The complexity of persistent LBP and its entanglement with BPS factors make relying on questionnaires such as the BBPQ complicated. Aherin, (2023) recognised this is her study “[T] here are inherent limitations to using self-report measures” such as an individual’s inability to recognise or report a true state of stress (Epel et al., 2018, p. 5).
Conclusion
The effectiveness of this study into the OLJM for the treatment of NSLBP, which showed a + 50% decrease in perceived pain using the BBPQ, will comfortably add to the growing body of research regarding online therapeutic interventions. Research around the longer-term benefits of online therapeutic interventions is still in its infancy. But with the new government looking towards technology to help solve some of the demands put on NHS and workforces through chronic conditions such as NSLBP, it seems there’s a real demand for investigating online strategies further.

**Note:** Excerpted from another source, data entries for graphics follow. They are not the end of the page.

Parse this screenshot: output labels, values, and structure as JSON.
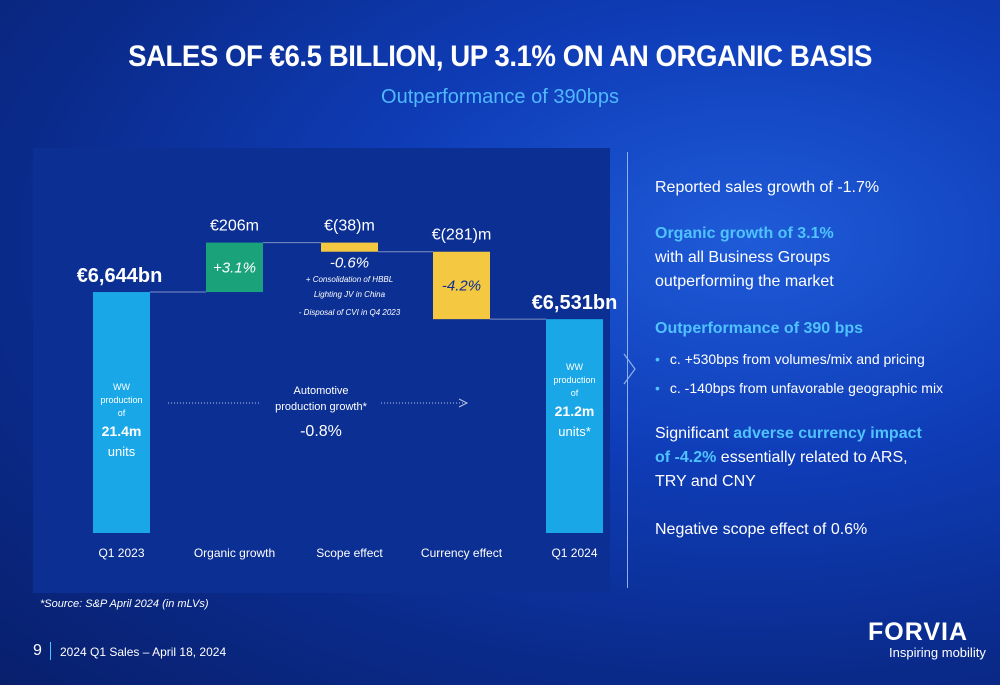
{
  "title": "SALES OF €6.5 BILLION, UP 3.1% ON AN ORGANIC BASIS",
  "subtitle": "Outperformance of 390bps",
  "chart_data": {
    "type": "bar",
    "subtype": "waterfall",
    "categories": [
      "Q1 2023",
      "Organic growth",
      "Scope effect",
      "Currency effect",
      "Q1 2024"
    ],
    "values": [
      6644,
      206,
      -38,
      -281,
      6531
    ],
    "value_labels": [
      "€6,644bn",
      "€206m",
      "€(38)m",
      "€(281)m",
      "€6,531bn"
    ],
    "pct_labels": [
      "",
      "+3.1%",
      "-0.6%",
      "-4.2%",
      ""
    ],
    "bar_colors": [
      "#19a7e8",
      "#1aa37a",
      "#f5c842",
      "#f5c842",
      "#19a7e8"
    ],
    "start_inner": {
      "line1": "WW",
      "line2": "production",
      "line3": "of",
      "value": "21.4m",
      "unit": "units"
    },
    "end_inner": {
      "line1": "WW",
      "line2": "production",
      "line3": "of",
      "value": "21.2m",
      "unit": "units*"
    },
    "scope_note": {
      "line1": "+ Consolidation of HBBL",
      "line2": "Lighting JV in China",
      "line3": "- Disposal of CVI in Q4 2023"
    },
    "auto_note": {
      "line1": "Automotive",
      "line2": "production growth*",
      "value": "-0.8%"
    }
  },
  "right": {
    "reported": "Reported sales growth of -1.7%",
    "organic_head": "Organic growth of 3.1%",
    "organic_l1": "with all Business Groups",
    "organic_l2": "outperforming the market",
    "outperf_head": "Outperformance of 390 bps",
    "bullet1": "c. +530bps from volumes/mix and pricing",
    "bullet2": "c. -140bps from unfavorable geographic mix",
    "fx_pre": "Significant ",
    "fx_hl1": "adverse currency impact",
    "fx_hl2": "of -4.2%",
    "fx_post": " essentially related to ARS,",
    "fx_l3": "TRY and CNY",
    "scope": "Negative scope effect of 0.6%"
  },
  "source": "*Source: S&P April 2024 (in mLVs)",
  "page_number": "9",
  "footer": "2024 Q1 Sales – April 18, 2024",
  "logo": "FORVIA",
  "tagline": "Inspiring mobility"
}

Whilst there is no denying that 1-2-1 patient-therapist interactions still seem to yield the greatest TA and positive outcomes, it is clear from this study that strong outcomes can still be achieved online. Online group health coaching interventions do appear to offer alternatives to an already overburdened NHS. However, how to personalise therapeutic practices in a varied group dynamic with different BPS markers, still poses a challenge for future online health developers to overcome.
The ability of pain science to deeply support a multi-modal treatment approach, shows great potential for improving the QOL in those experiencing NSLBP. Perhaps an either-or approach, therefore, is limiting by nature? Rather, online interventions could be used as an adjunct to support and develop the work started by clinicians in the treatment rooms. Using online multi-modal programs, rooted in self enquiry, and understanding, to help reduce return healthcare visits and time spent off work, through continued patient empowerment.